Brüssel. Das heutige Abstimmungsergebnis zur Verordnung über fluorierte Treibhausgase bewertet die umweltpolitische Sprecherin der CSU-Gruppe im Europäischen Parlament, Dr. Anja Weisgerber, als großen Erfolg für die CDU/CSU-Gruppe. „Wir konnten die Verbote von solchen fluorierten Gasen verhindern, die zu weit gehen und für den Klimaschutz keinen bedeutenden Mehrwert haben, sondern lediglich zur Folge gehabt hätten, dass viele wichtige Anwendungen, z.B. bei der Krebsbekämpfung, nicht mehr möglich gewesen wären“, freute sich Weisgerber.

Der Verordnungsvorschlag regelt die Verringerung der Emissionen fluorierter Treibhausgase in verschiedenen Anwendungsbereichen. „Die Maßnahmen zur Reduzierung von Treibhausgasemissionen sind gut und richtig, nur muss untersucht werden, ob es für die Verwendung im Einzelfall auch Alternativen gibt, die technisch möglich und auch unter allen anderen Umweltgesichtspunkten sinnvoll sind. Wir dürfen nicht mit Kanonen auf Spatzen schießen“, lehnt Weisgerber rein ideologisch geprägte Verbote ab.
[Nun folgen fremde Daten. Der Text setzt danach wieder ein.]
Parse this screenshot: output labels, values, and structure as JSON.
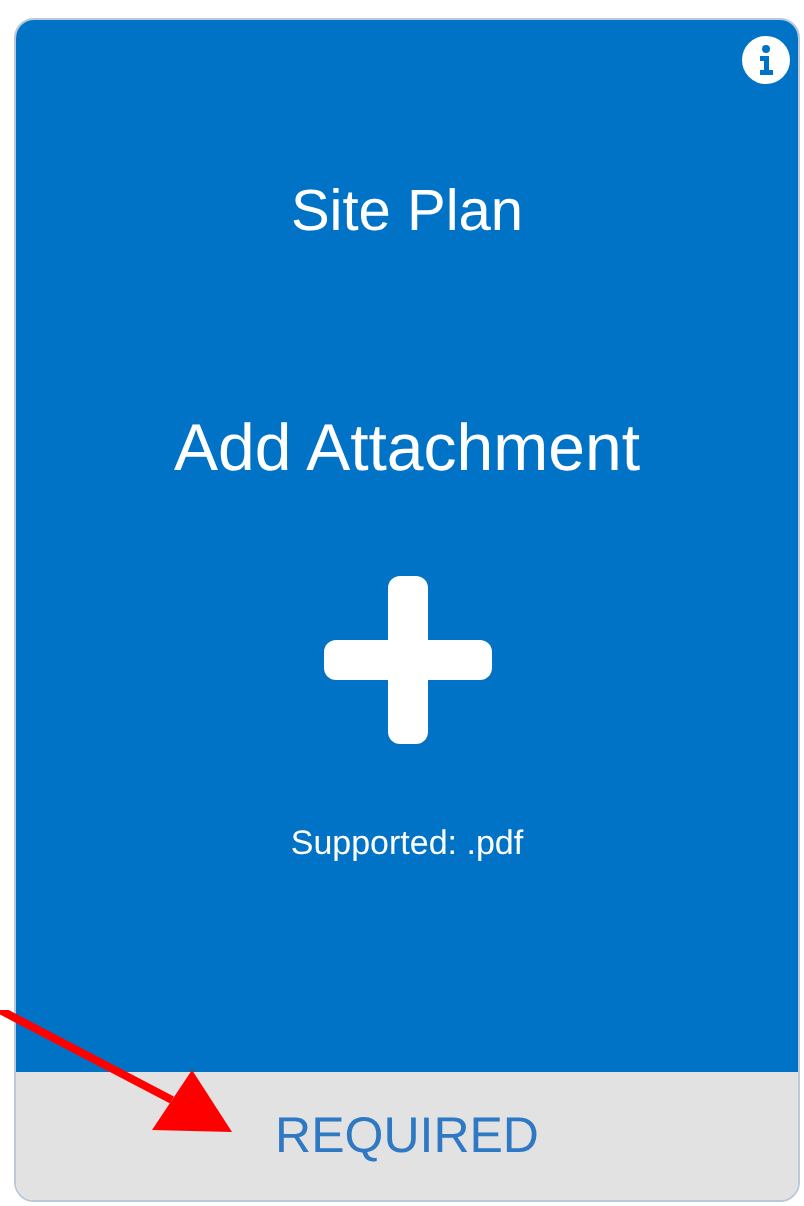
{
  "card": {
    "title": "Site Plan",
    "action": "Add Attachment",
    "supported": "Supported: .pdf",
    "footer": "REQUIRED",
    "required": true
  }
}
Es müsse eine Abwägung stattfinden, bei der untersucht wird, ob der gesamtgesellschaftliche Schaden eines Verbots durch den Nutzen für die Reduzierung des Treibhauseffekts aufgewogen wird, „sonst bringt ein Verbot für die Umwelt nichts, sondern schadet nur den Verbrauchern und der Wirtschaft, indem es notwendige und unerlässliche Anwendungsbereiche verbietet“, so die Europaabgeordnete weiter.
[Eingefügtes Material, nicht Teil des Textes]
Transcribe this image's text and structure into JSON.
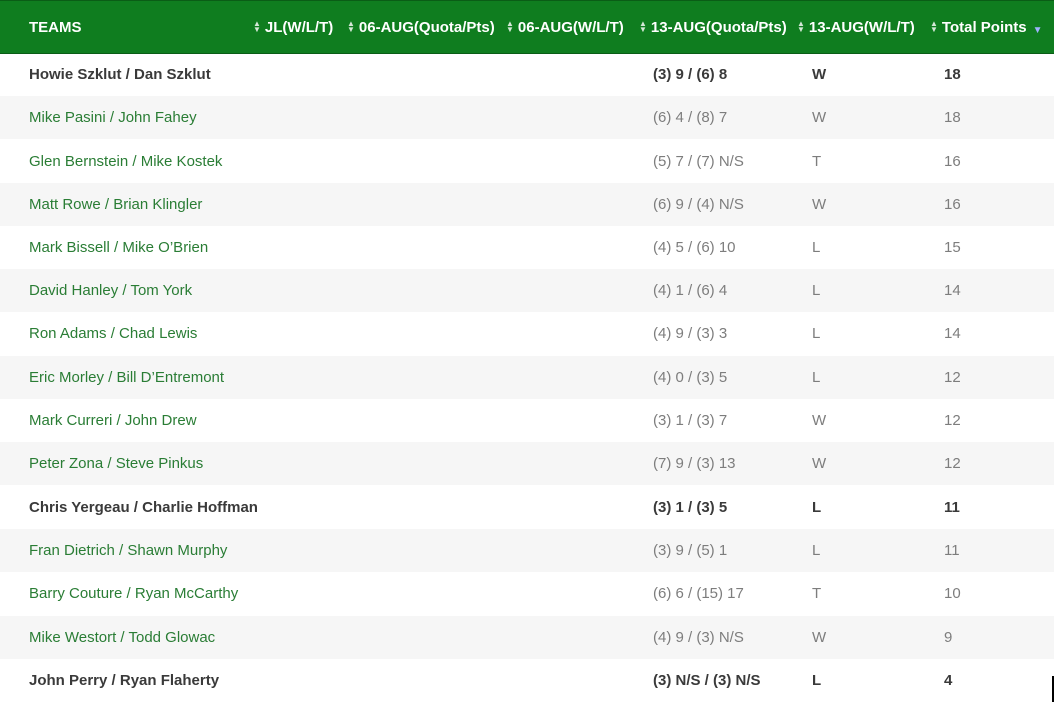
{
  "header": {
    "columns": [
      {
        "label": "TEAMS"
      },
      {
        "label": "JL(W/L/T)"
      },
      {
        "label": "06-AUG(Quota/Pts)"
      },
      {
        "label": "06-AUG(W/L/T)"
      },
      {
        "label": "13-AUG(Quota/Pts)"
      },
      {
        "label": "13-AUG(W/L/T)"
      },
      {
        "label": "Total Points"
      }
    ]
  },
  "colors": {
    "header_bg": "#0f7d1f",
    "team_link": "#2a7d35",
    "row_alt": "#f6f6f6"
  },
  "rows": [
    {
      "team": "Howie Szklut / Dan Szklut",
      "q13": "(3) 9 / (6) 8",
      "wlt13": "W",
      "pts": "18",
      "bold": true
    },
    {
      "team": "Mike Pasini / John Fahey",
      "q13": "(6) 4 / (8) 7",
      "wlt13": "W",
      "pts": "18",
      "bold": false
    },
    {
      "team": "Glen Bernstein / Mike Kostek",
      "q13": "(5) 7 / (7) N/S",
      "wlt13": "T",
      "pts": "16",
      "bold": false
    },
    {
      "team": "Matt Rowe / Brian Klingler",
      "q13": "(6) 9 / (4) N/S",
      "wlt13": "W",
      "pts": "16",
      "bold": false
    },
    {
      "team": "Mark Bissell / Mike O’Brien",
      "q13": "(4) 5 / (6) 10",
      "wlt13": "L",
      "pts": "15",
      "bold": false
    },
    {
      "team": "David Hanley / Tom York",
      "q13": "(4) 1 / (6) 4",
      "wlt13": "L",
      "pts": "14",
      "bold": false
    },
    {
      "team": "Ron Adams / Chad Lewis",
      "q13": "(4) 9 / (3) 3",
      "wlt13": "L",
      "pts": "14",
      "bold": false
    },
    {
      "team": "Eric Morley / Bill D’Entremont",
      "q13": "(4) 0 / (3) 5",
      "wlt13": "L",
      "pts": "12",
      "bold": false
    },
    {
      "team": "Mark Curreri / John Drew",
      "q13": "(3) 1 / (3) 7",
      "wlt13": "W",
      "pts": "12",
      "bold": false
    },
    {
      "team": "Peter Zona / Steve Pinkus",
      "q13": "(7) 9 / (3) 13",
      "wlt13": "W",
      "pts": "12",
      "bold": false
    },
    {
      "team": "Chris Yergeau / Charlie Hoffman",
      "q13": "(3) 1 / (3) 5",
      "wlt13": "L",
      "pts": "11",
      "bold": true
    },
    {
      "team": "Fran Dietrich / Shawn Murphy",
      "q13": "(3) 9 / (5) 1",
      "wlt13": "L",
      "pts": "11",
      "bold": false
    },
    {
      "team": "Barry Couture / Ryan McCarthy",
      "q13": "(6) 6 / (15) 17",
      "wlt13": "T",
      "pts": "10",
      "bold": false
    },
    {
      "team": "Mike Westort / Todd Glowac",
      "q13": "(4) 9 / (3) N/S",
      "wlt13": "W",
      "pts": "9",
      "bold": false
    },
    {
      "team": "John Perry / Ryan Flaherty",
      "q13": "(3) N/S / (3) N/S",
      "wlt13": "L",
      "pts": "4",
      "bold": true
    }
  ]
}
Erfolgreich verlief für die CDU/CSU-Gruppe auch die Abstimmung über die Rechtsgrundlage der Verordnung. „Wir konnten erreichen, dass die Verordnung auf eine doppelte Rechtsgrundlage, nämlich auf die Bestimmungen zur Umweltpolitik und zum Binnenmarkt gestellt wird. Dadurch ist für die Unternehmen Rechtssicherheit gewährleistet und sie müssen sich nicht auf 25 verschiedene nationale Bestimmungen der Mitgliedstaaten einstellen, die den europäischen Binnenmarkt in diesem Bereich praktisch unmöglich machen und zu Wettbewerbsverzerrungen führen würden“, so Weisgerber.
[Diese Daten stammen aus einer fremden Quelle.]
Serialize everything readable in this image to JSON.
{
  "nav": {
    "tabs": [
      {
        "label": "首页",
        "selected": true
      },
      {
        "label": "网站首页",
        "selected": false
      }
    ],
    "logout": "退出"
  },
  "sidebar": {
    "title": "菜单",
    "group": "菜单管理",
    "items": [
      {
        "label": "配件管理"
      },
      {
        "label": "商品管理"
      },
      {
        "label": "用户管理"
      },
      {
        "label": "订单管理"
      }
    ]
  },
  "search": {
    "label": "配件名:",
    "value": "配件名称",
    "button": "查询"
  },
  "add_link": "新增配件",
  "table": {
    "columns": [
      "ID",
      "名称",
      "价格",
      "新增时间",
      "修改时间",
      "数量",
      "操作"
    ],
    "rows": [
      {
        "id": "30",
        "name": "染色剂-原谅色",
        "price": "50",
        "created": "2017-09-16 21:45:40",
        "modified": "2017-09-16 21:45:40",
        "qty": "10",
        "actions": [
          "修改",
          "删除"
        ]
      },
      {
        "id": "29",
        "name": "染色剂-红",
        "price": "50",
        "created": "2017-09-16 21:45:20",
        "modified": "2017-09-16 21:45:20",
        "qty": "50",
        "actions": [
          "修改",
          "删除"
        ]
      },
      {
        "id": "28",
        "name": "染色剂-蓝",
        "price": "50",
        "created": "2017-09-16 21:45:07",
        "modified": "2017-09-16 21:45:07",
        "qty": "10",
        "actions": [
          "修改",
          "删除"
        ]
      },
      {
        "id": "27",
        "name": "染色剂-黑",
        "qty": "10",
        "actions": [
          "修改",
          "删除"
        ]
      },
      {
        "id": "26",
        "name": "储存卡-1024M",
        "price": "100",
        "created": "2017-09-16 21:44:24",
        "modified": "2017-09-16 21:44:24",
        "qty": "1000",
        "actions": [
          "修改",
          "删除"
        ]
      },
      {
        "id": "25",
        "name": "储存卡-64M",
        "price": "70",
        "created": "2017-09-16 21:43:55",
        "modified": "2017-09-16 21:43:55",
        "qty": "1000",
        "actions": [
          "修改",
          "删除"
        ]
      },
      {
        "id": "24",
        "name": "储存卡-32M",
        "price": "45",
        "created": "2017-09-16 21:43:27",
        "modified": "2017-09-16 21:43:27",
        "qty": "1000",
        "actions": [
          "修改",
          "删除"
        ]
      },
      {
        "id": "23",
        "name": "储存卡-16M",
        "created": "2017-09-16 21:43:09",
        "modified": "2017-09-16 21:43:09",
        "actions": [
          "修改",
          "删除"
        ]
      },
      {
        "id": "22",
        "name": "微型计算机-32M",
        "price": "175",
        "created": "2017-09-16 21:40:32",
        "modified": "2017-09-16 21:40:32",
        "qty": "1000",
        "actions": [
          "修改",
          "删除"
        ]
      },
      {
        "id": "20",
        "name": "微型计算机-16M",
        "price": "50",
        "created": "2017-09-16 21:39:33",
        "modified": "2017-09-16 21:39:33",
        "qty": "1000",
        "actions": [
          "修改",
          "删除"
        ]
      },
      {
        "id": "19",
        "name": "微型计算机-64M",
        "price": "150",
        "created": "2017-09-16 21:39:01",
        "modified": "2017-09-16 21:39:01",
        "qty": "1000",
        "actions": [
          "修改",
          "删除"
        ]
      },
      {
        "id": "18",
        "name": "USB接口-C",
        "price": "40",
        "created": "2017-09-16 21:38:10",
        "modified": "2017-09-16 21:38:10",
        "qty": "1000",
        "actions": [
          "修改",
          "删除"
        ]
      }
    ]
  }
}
„Wir haben eine Verordnung durchsetzten können, die nicht Klimaschutz und Industrie gegeneinander ausspielt, sondern auf vernünftige Kooperation im Umweltschutz setzt. So helfen wir mit, Arbeitsplätze zu sichern und gleichzeitig den Treibhauseffekt zu verringern“, so die unterfränkische Abgeordnete abschließend.